Sunday, March 20, 2005

Creating histograms using the SQL function WIDTH_BUCKET

Histograms are one of the mostly commonly used statistical tools for studying data distributions. Statistician use histograms to visualize the shape of the data set and determine if there are gaps or clusters in the data set.

Histogram are actually just specialized bar charts. To construct a histogram, divide the data range into a number of equal width buckets and then count the number of data points in each bucket. The real art of creating a histogram is choosing the number of buckets. More on that later.

Below is a histogram that shows the distribution of employee monthly salaries of the employees in the HR table.



This histogram has 11 data range buckets. The histogram tells us that most of our employees have monthly salaries between $2,100 and $4,290. We have no employees with monthly salaries between $17,430 and $24,000. We have one outlier employee (probably the CEO) who has a monthly salary greater than or equal to $24,000.

So, let's assume we wanted to compute this histogram using Oracle SQL. Well, that's easy. Oracle provides a SQL function called WIDTH_BUCKET that tells us which bucket a data point belongs to.

For example, the following snippet of SQL divides the HR schema employee monthly salary data range from $2,100 to $24,000 into 10 equal width buckets and assigns each data point to one of those buckets.

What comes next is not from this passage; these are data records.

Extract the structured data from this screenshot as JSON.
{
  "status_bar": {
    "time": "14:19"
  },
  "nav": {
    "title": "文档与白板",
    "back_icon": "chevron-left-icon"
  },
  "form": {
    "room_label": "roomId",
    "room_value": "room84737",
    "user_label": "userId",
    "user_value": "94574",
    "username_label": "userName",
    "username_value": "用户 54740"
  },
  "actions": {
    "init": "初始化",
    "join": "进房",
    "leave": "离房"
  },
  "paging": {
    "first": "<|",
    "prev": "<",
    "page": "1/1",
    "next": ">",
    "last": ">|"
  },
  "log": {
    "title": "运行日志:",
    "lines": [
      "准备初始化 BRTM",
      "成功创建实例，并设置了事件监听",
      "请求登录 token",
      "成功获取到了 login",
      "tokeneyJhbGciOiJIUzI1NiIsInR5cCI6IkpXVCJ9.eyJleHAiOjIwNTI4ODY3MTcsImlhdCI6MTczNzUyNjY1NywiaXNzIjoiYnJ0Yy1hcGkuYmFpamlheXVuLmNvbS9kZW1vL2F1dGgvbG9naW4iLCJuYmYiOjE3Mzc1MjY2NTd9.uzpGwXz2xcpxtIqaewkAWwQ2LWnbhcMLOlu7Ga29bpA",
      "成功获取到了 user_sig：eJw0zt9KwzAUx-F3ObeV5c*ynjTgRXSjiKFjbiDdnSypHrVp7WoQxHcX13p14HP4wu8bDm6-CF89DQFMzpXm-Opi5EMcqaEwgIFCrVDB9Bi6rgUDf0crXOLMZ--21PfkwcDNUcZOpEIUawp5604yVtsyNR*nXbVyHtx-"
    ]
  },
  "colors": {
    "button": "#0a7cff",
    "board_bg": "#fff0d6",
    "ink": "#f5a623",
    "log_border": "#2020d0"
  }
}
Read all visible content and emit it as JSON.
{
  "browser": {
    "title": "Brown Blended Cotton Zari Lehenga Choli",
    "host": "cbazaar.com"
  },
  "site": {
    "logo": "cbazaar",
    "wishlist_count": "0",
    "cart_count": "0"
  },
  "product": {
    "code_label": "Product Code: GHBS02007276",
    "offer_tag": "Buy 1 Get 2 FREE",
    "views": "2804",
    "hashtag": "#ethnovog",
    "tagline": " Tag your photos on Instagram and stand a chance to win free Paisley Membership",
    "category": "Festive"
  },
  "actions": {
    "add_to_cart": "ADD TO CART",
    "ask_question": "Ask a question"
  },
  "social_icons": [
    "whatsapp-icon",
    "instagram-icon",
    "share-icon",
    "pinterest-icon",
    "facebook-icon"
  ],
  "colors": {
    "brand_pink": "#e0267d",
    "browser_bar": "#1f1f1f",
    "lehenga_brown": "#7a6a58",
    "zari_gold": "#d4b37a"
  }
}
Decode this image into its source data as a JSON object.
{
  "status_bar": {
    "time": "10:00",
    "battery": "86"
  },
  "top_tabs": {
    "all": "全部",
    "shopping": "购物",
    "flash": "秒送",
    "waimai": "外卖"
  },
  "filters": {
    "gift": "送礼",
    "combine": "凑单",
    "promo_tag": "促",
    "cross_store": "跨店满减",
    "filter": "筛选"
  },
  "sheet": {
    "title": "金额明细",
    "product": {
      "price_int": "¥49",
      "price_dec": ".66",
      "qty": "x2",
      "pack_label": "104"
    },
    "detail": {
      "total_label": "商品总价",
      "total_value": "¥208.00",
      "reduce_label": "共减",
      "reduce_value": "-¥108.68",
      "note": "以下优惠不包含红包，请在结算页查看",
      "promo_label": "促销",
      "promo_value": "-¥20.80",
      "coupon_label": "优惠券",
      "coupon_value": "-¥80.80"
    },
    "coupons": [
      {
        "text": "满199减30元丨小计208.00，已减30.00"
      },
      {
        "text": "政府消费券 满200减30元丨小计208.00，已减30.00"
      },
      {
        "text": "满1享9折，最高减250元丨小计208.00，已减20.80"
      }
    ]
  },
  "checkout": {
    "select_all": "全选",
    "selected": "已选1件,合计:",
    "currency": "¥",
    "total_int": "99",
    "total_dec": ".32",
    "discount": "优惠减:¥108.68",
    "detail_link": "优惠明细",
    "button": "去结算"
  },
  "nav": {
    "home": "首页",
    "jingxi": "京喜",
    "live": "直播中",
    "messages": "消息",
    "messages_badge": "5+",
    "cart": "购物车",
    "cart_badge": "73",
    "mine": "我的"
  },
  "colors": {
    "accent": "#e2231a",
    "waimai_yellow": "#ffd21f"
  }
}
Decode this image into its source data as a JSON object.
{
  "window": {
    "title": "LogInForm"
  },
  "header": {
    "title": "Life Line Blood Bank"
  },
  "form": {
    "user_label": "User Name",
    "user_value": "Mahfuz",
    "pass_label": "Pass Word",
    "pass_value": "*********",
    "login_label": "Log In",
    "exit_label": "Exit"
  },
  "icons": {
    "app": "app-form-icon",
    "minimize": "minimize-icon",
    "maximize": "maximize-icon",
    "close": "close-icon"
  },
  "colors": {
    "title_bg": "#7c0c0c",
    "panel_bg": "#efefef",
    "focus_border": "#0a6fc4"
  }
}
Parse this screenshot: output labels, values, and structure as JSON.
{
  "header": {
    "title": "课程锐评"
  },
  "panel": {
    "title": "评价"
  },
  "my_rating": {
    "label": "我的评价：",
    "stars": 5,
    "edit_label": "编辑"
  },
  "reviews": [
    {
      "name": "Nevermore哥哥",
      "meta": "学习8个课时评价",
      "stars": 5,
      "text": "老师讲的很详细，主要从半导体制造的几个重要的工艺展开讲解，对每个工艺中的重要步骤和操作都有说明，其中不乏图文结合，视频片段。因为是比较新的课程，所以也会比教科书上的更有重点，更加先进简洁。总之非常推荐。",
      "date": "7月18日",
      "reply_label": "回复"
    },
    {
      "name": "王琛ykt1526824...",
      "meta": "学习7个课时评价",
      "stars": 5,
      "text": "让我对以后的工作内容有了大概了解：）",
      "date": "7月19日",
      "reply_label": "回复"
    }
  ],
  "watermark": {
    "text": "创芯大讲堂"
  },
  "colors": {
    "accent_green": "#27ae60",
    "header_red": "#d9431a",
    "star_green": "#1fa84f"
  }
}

select employee_id, salary, WIDTH_BUCKET(salary, 2100, 24000, 10) from employees

Thus, the width of each bucket will be (24,000 - 2,100)/10 = 2,190. The first bucket will range from $2,100 to $4,290. There are 46 employees that fall into this bucket. The data range for the buckets is inclusive at the low end and exclusive at the high end.

select count(1) from employees where salary >= 2100 and < 4590

Now, comes the fun part. Let's use WIDTH_BUCKET to compute the distribution of employee salaries.


select bucket, 2100+(bucket-1)*2190 as low, 2100+bucket*2190 as high , count(1) as cnt
from
(
select width_bucket(salary, 2100, 24000, 10) as bucket from employees
)
group by bucket order by bucket


BUCKET LOW HIGH CNT
---------- ---------- ---------- ----------
1 2100 4290 46
2 4290 6480 10
3 6480 8670 23
4 8670 10860 15
5 10860 13050 8
6 13050 15240 2
7 15240 17430 2
11 24000 26190 1


Wait a minute, there are 11 buckets in the results but we only asked for 10 buckets. What happened? Remember that the lower bucket bound is inclusive and the upper bucket bound is exclusive. We have an employee that make $24,000 per month. He can't be counted in the $21,810 to $24,000 bucket. We have to add $24,000-$26,190 bucket to accommodate him. Oracle handles this automatically and creates a 11th bucket even though we requested 10 buckets.

I mentioned earlier that the choice of the number buckets influences the effectiveness of the histogram. There is no single best way for choosing the number of buckets. I recommend the following two heuristics.


Number of buckets = 1 + 3.3 x log(N) for data sets which N >= 15


or


Number of buckets = (max value - min value) / (2 x IQR x n1/3)


N is the number of data points in the data set.
IQR is the interquartile range. i.e. (75th quartile value - 25th quartile value). The 25th and 75th quartile values can be compute using DBMS_STATS_FUNC.SUMMARY.

You can read "How Wide is Your Bin" for a good summary of different techniques for choosing the number of buckets. B.T.W., histogram buckets are also commonly referred to as bins by some people.

This website has a Java applet that let's you vary the number of histogram buckets to see the effects on an histogram. It's definitely worth exploring.